Eu discordo veementemente dessa idéia de que ser útil é ser trabalhador. A função do trabalho, de acordo com Marx, é a produção para a sobrevivência. Acontece que tem sempre um filho da puta que se apropria dos meios de produção e quer superfaturar essa produção para ganhar mais. São esses filhos da puta que fizeram com que a utilidade do ser humano fosse tornada sinônimo de trabalho. E vejam que aqui me refiro a todo tipo de trabalho, em especial ao trabalho alienado. Um paradoxo interessante, uma vez que na Grécia antiga o movimento seguia na via exatamente contrária: o ócio era a referência para a cultura, para o pensamento e, evidentemente, para a utilidade do ser humano. Mas esse ócio não era um simples "não fazer nada da vida" e sim um tempo de reflexão [essa é a chave da filosofia grega]. O mais velho era o parâmetro para usos e desusos e, exatamente por isso, era respeitado pela sua vivência e sabedoria.

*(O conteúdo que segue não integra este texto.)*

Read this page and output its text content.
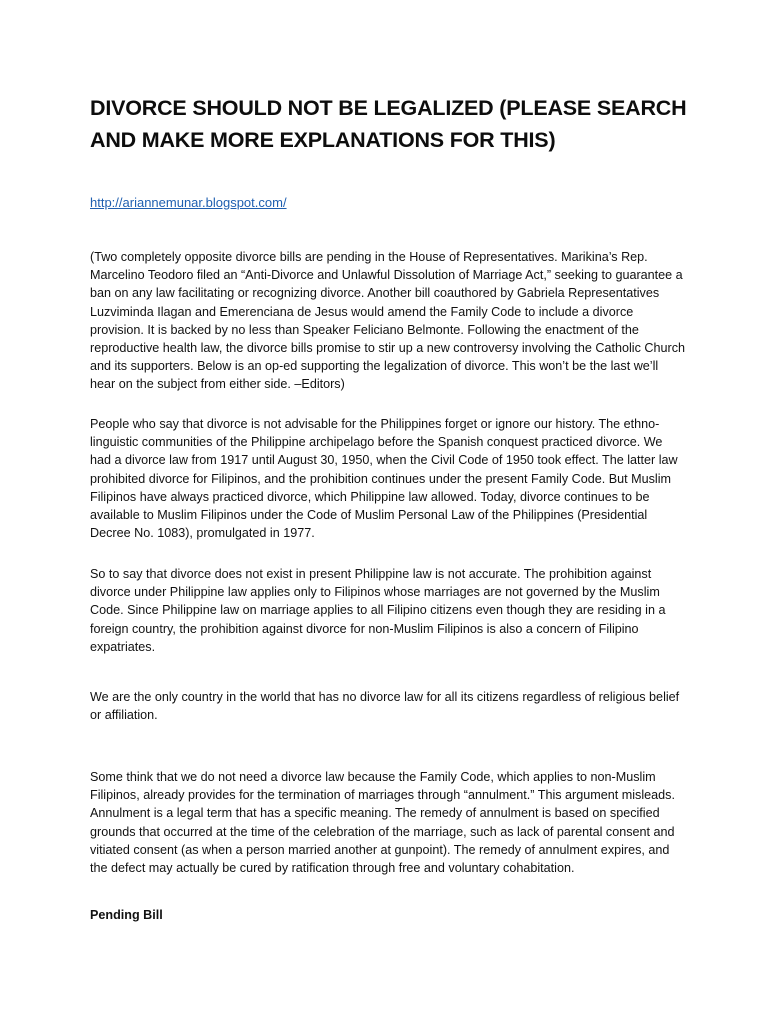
DIVORCE SHOULD NOT BE LEGALIZED (PLEASE SEARCH AND MAKE MORE EXPLANATIONS FOR THIS)
http://ariannemunar.blogspot.com/

(Two completely opposite divorce bills are pending in the House of Representatives. Marikina’s Rep. Marcelino Teodoro filed an “Anti-Divorce and Unlawful Dissolution of Marriage Act,” seeking to guarantee a ban on any law facilitating or recognizing divorce. Another bill coauthored by Gabriela Representatives Luzviminda Ilagan and Emerenciana de Jesus would amend the Family Code to include a divorce provision. It is backed by no less than Speaker Feliciano Belmonte. Following the enactment of the reproductive health law, the divorce bills promise to stir up a new controversy involving the Catholic Church and its supporters. Below is an op-ed supporting the legalization of divorce. This won’t be the last we’ll hear on the subject from either side. –Editors)

People who say that divorce is not advisable for the Philippines forget or ignore our history. The ethno-linguistic communities of the Philippine archipelago before the Spanish conquest practiced divorce. We had a divorce law from 1917 until August 30, 1950, when the Civil Code of 1950 took effect. The latter law prohibited divorce for Filipinos, and the prohibition continues under the present Family Code. But Muslim Filipinos have always practiced divorce, which Philippine law allowed. Today, divorce continues to be available to Muslim Filipinos under the Code of Muslim Personal Law of the Philippines (Presidential Decree No. 1083), promulgated in 1977.

So to say that divorce does not exist in present Philippine law is not accurate. The prohibition against divorce under Philippine law applies only to Filipinos whose marriages are not governed by the Muslim Code. Since Philippine law on marriage applies to all Filipino citizens even though they are residing in a foreign country, the prohibition against divorce for non-Muslim Filipinos is also a concern of Filipino expatriates.

We are the only country in the world that has no divorce law for all its citizens regardless of religious belief or affiliation.

Some think that we do not need a divorce law because the Family Code, which applies to non-Muslim Filipinos, already provides for the termination of marriages through “annulment.” This argument misleads. Annulment is a legal term that has a specific meaning. The remedy of annulment is based on specified grounds that occurred at the time of the celebration of the marriage, such as lack of parental consent and vitiated consent (as when a person married another at gunpoint). The remedy of annulment expires, and the defect may actually be cured by ratification through free and voluntary cohabitation.

Pending Bill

Hoje o mais velho é, por definição, aquele que atrapalha o desenvolvimento, é a pedra no sapato, é a barreira a ser vencida e não me refiro apenas ao ser humano. As noções pós-modernas, de uma maneira geral, não comportam, de forma alguma, nada que lhe pareça obsoleto. Os processos não se concluem... não que algum processo algum dia tenha se concluído, eles sempre se transformam. Acontece que o tempo necessário inclusive para isso mudou: as transformações processuais são muito mais rápidas, fazendo com que o novo nasça, praticamente, obsoleto.
Ô pós-modernidade do caralho! Tira o pé da minha vida!
essa pós modernidade só estorva!
ResponderExcluirÓtima leitura dos tempos q vivemos! Esse teatro repleto de desinteressados pelas atuações q têm mais profundidade e exigem mais tempo que se esvazia rapidamente deixando o pobre ator na completa solidão está me cansando profundamente.